Lack of shadow details with b/w printing (R2400)

Discussion in 'Digital Darkroom' started by raymond_tai, Jul 16, 2007.

  1. I have been using the R2400 with matte ink, Epson A3 size matte paper, and
    followed the recommended settings such as ABW and best print. While I am
    generally ok with the results mostly due to the lack of color cast and my low
    expectations, I am not happy with the lack of shadow details on the prints.
    Whenever there is any subtlety in the darker zones everything comes out
    completely black. I stuck with Epson papers to make sure they match the
    profiles so am not sure what is wrong.
  2. One of the problems with matte papers is that often the prints can often look pretty flat, and the darker tones can be pretty muddy and mushed together.
  3. Thanks Brian. I went with the Matte Black ink and matte paper due to recommendations from users in this forum and other reviews. Supposedly the Dmax is higher with this combination. Before I invest another hundred bucks on pearl paper and Photo Black ink should I expect improvements in shadow detail and if so should I also expect some sort of down side? Thanks in advance.
  4. I don't know the specifics for your particular printer, but my suggestion would be to print a step wedge of black to white (0-255) that are in 5 step increments. Generally speaking you will see no discernable difference in your black from 0-25 give or take 5. Once you realize where your black point really is, the set your output to utilize that edge of the range. BTW the white range is around 245-255 with most printers too. Each paper has it's own characteristics also. Hope this helps.
  5. Raymond, you could have a clog. However, I would try lightening your image with curves by one middle square and then printing to see if your shadow detail returns.
  6. Canned profiles tend to fall down in the shadow areas. If you can't profile printers yourself (e.g., with Eye One Photo), consider having a custom profile made to suit your particular printer.

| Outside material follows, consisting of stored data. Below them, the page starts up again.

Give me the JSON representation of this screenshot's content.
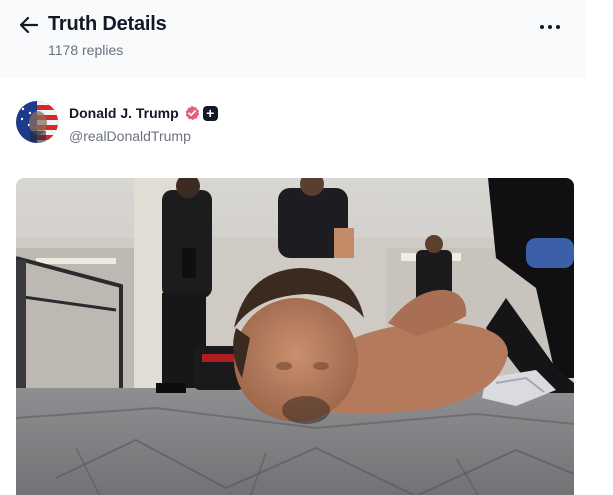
{
  "header": {
    "back_icon": "arrow-left-icon",
    "title": "Truth Details",
    "replies": "1178 replies",
    "more_icon": "more-horizontal-icon"
  },
  "post": {
    "author": {
      "display_name": "Donald J. Trump",
      "handle": "@realDonaldTrump",
      "verified_badge_icon": "verified-check-icon",
      "plus_badge_icon": "plus-icon",
      "verified_color": "#e25f7a"
    },
    "media": {
      "kind": "photo"
    }
  },
  "colors": {
    "title": "#111827",
    "secondary_text": "#6b7280",
    "header_bg": "#f9fafb"
  }
}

    I have also found that prints tend to be somewhat darker than the screen, even with a well-calibrated system. Prints also look less open under room light than sunlight. The solution is that you may have to adjust the images to look better as presented. The most logical way to do this is with Curves, tweaking the toe region. You may also find the Light/Shadow tool to your liking.

    You can create a linear step-wedge image in Photoshop, designating the white point, black point and number of steps. I think you will be pleasantly surprised to see how many steps your 2400 can resolve, and how subtle it can be in shadow tones. I have a 2200,which is not quite as good as the 2400 as I understand. The printer is there for you if you feed it properly.
  7. im curious to knwo from what you print, and how you define your setting in let say CS2, and in the epson driver could change a lot in the shadow subtility. You are NOT applying a ICC profile in CS2 indeed?

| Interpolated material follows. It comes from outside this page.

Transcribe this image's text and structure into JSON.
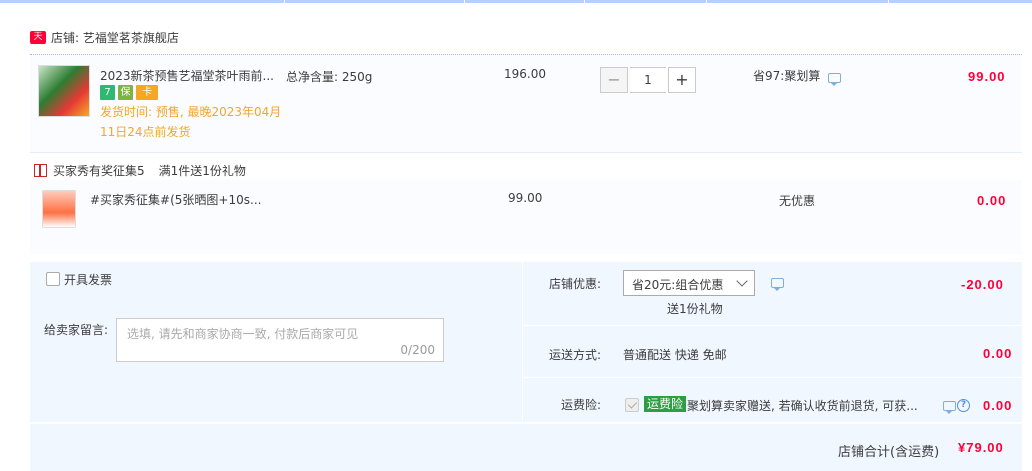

    As for what Edward say about canned profile is rigth for the 2400 (the 4800 is pretty good) Also using a matte paper that have a bigger dot gain than a glossy paper could end up blocking you fine detail shadows, use a curve in CS2 and remove 8% of general density on the image, you should get everything you need.

    I also calibrated my screen a bit darker than request by the software to compensate for this difference between my print (inkjet or commercial) and my screen, not much but 2-3% around.
  8. Thanks for the helpful responses. it seems the entire print is darker than what I see on the
    screen so that effects the shadows overall. I will fiddle with the curves a bit to brighten up
    file and try again.

    Patrick, I have been printing from CS2 with color management off, Epson Matte HW, ABW,
    and Best Print. Your previous posts on the subject actually helped me a lot. Thanks.
  9. good! now you just need a little curve then : )
  10. Hi everyone, i just post a new topic, basically is a set of action for better print on a epson. let me know if they solve your problem.

  11. Ditch the ABW and download QTR RIP from You will have full shadow detail without all this trial and error.
  12. ABW does not produce a perfect linear density response on the prints. This is especially pronounced with Darker and Dark settings. There is a toe in the (85-100% in density) resulting in compressing the shadows. This effect also depends on the paper used. Things are improved with "normal" settings but the response is not completely linear. Personnally, I profile Epson ABW by creating correction curves that are used transparently as transfer curves in Photoshop. I wrote some excel sheets for helping me calculating the correction curve automatically after I read the densities on the prints. This way, the density curves (L* vs ink density) produced by ABW are dead linear and... shadows are no longer blocked.

    Getting a linear density response is also possible with QTR but this requires far more calibration if your paper + printer + ink combination has not already been linearized for you by someone else. On the other hands, it offers more parameter to tweak with (ink limits, etc).

    As for me, I can "linearize" a new paper with ABW in less than 10 minutes with my process (+ 24 hours for letting the test print dry before the density reading). The only drawback is that it only works with newest Epson printers supporting ABW.